Dopo aver provato già nelle prime giornate molti aggiustamenti e molte varianti offensive, il cambio di passo è arrivato nel secondo quarto di Napoli, quando una Gevi in vantaggio in doppia cifra ha perso il bandolo della matassa, anche grazie ad alcune scelte molto nette dello staff di Trieste. Già alla quinta partita di campionato la decisione è stata quella di tagliare le rotazioni all’osso e lasciare in campo più di 30 minuti gli americani. Dopo poche partite Trieste è quinta per punti del quintetto e terza in percentuale.

Trieste punti quintetto

Questa soluzione è stata adottata anche nella partita contro Sassari, con buoni frutti.

Il maggior atletismo degli americani ha infatti consentito di coprire meglio i difetti difensivi del roster e ha dato ad alcuni la possibilità di esprimersi meglio, anche con compiti offensivi molto più chiari.

Inoltre, Bartley e Spencer sono saliti di tono fisico, e a Bartley è stato demandato molto di più il ruolo di scorer, mentre Davies si è concentrato soprattutto sulla parte difensiva e sulla creazione di gioco per i compagni.

Sicuramente le scelte nette hanno anche aiutato a creare delle gerarchie un po’ più chiare tra i tanti giocatori americani con punti nelle mani, che all’inizio si sentivano anche un po’ meno coinvolti in attacco (tra quelli meno coinvolti nelle prime uscite c’era sicuramente Pacher).

A farne le spese sono stati soprattutto De Angeli e Bossi, che hanno visto i minuti ridursi enormemente e per i quali ancora il salto di categoria non si è dimostrato semplice.

Il rovescio della medaglia sono gli oltre 30 minuti di quasi tutti gli americani, che rischia di creare un problema importante a livello di tenuta fisica a lungo andare in campionato.

I numeri

Entrando un po’ piu’ nel merito, a livello di squadra Trieste è ultima da tre (31.2%) e penultima nei punti da transizione (5.8 ppp), mentre è quarta per rimbalzi a partita e terza nei rimbalzi offensivi, grazie sopratutto a Spencer, ma poi anche a Pacher e Vildera. In particolare il prodotto di San Diego, oltre ad essere terzo rimbalzista in LBA (8) è secondo nella classifica dei rimbalzi offensivi (3.7) ed è anche secondo per stoppate (1.7).

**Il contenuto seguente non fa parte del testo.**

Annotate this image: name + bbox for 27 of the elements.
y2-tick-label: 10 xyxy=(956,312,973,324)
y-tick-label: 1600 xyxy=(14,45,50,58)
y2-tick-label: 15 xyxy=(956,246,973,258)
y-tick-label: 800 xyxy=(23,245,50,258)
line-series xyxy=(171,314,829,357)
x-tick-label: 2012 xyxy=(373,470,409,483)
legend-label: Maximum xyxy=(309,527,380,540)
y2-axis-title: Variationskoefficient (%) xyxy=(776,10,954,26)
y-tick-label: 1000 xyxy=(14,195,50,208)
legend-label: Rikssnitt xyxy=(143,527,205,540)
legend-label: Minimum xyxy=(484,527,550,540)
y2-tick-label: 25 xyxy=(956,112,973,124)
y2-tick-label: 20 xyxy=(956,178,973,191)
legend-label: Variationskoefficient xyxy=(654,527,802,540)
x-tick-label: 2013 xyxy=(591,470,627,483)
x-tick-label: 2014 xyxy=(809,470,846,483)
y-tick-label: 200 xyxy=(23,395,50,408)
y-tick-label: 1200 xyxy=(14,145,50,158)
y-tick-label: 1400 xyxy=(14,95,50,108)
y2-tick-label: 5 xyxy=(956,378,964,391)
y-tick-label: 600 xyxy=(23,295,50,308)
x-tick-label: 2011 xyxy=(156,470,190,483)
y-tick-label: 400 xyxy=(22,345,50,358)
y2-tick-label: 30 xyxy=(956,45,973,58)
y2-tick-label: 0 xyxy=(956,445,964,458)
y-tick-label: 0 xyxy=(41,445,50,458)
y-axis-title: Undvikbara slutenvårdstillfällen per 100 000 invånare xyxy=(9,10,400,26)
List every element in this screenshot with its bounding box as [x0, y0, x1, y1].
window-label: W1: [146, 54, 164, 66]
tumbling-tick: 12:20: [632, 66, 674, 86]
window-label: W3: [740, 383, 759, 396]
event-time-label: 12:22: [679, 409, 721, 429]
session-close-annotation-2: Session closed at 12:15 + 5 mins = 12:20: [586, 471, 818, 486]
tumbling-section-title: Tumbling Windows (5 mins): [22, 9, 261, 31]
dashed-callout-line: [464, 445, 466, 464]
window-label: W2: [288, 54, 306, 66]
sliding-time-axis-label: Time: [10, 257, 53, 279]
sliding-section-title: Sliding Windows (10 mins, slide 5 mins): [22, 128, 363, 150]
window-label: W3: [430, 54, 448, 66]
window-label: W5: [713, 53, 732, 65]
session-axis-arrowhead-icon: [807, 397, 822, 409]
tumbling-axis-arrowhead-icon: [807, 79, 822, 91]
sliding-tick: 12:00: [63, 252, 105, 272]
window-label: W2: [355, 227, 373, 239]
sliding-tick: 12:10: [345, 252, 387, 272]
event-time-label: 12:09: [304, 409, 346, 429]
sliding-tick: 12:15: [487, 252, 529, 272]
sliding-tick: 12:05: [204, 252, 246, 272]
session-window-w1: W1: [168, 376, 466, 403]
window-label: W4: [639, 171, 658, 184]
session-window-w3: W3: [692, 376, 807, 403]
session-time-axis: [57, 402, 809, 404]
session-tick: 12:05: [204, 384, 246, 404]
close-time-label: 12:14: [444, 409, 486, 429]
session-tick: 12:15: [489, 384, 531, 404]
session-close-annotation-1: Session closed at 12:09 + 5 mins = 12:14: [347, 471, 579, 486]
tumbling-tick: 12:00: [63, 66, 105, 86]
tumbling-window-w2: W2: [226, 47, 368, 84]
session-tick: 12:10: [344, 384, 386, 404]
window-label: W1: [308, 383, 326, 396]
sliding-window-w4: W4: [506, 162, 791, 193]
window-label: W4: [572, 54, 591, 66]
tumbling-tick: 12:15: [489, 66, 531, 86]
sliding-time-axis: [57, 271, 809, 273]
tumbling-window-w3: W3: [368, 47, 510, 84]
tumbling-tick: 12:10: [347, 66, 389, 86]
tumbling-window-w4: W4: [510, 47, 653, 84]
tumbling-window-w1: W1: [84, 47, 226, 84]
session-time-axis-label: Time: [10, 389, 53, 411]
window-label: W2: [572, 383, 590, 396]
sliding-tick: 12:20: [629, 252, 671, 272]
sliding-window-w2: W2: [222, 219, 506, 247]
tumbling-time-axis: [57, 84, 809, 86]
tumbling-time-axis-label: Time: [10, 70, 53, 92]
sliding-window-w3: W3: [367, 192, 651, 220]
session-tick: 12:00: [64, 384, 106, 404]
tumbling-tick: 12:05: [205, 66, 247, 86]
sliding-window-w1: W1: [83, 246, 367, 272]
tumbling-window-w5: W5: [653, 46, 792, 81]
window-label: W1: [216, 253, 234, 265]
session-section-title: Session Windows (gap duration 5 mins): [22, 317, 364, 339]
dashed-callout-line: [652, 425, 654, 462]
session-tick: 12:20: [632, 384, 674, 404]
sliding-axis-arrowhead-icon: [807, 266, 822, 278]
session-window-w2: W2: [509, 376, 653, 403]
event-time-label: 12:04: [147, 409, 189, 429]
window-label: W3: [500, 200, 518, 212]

In attacco sono Bartley e Gaines a farla da padroni (quinto e sesto), con Davies ottimo assistman (terzo):

Per quanto riguarda le situazioni di attacco, è il pick&roll la scelta principale per andare a canestro, sia con handler (Trieste è prima in LBA col 26% dei punti realizzati dall’handler del P&R), sia con roller (quarta, 11% dei punti) . Gaines e sopratutto Bartley sono produttivi da pick & roll, mentre Bartley è molto efficiente negli isolamenti (primo in LBA), dove sta performando sopratutto in penetrazione o arresto e tiro dalla media:

Bartley

In futuro la situazione di gioco sulla quale lavorare di piu’ è la transizione. Assicurare qualche punto facile in piu’ potrebbe consentire di essere un po’ meno dipendenti dalla buona serata dei due top scorer.

Prossimi mesi

Come detto, dal mercato ci si aspetta una migliore distribuzione dei minuti tra gli esterni, consentendo delle rotazioni non così corte come visto nelle ultime due vittorie.

Si parla di Ruzzier, a farne le spese potrebbe essere Bossi, che non si è adattato abbastanza velocemente al salto in LBA?

Ad ogni modo col passare delle settimane e la maggiore conoscenza reciproca e delle richieste dello staff, la squadra non potrà che migliorare la condizione e l’affiatamento: queste due vittorie, soprattutto per la maniera in cui sono arrivate, lasciano ben sperare per il futuro.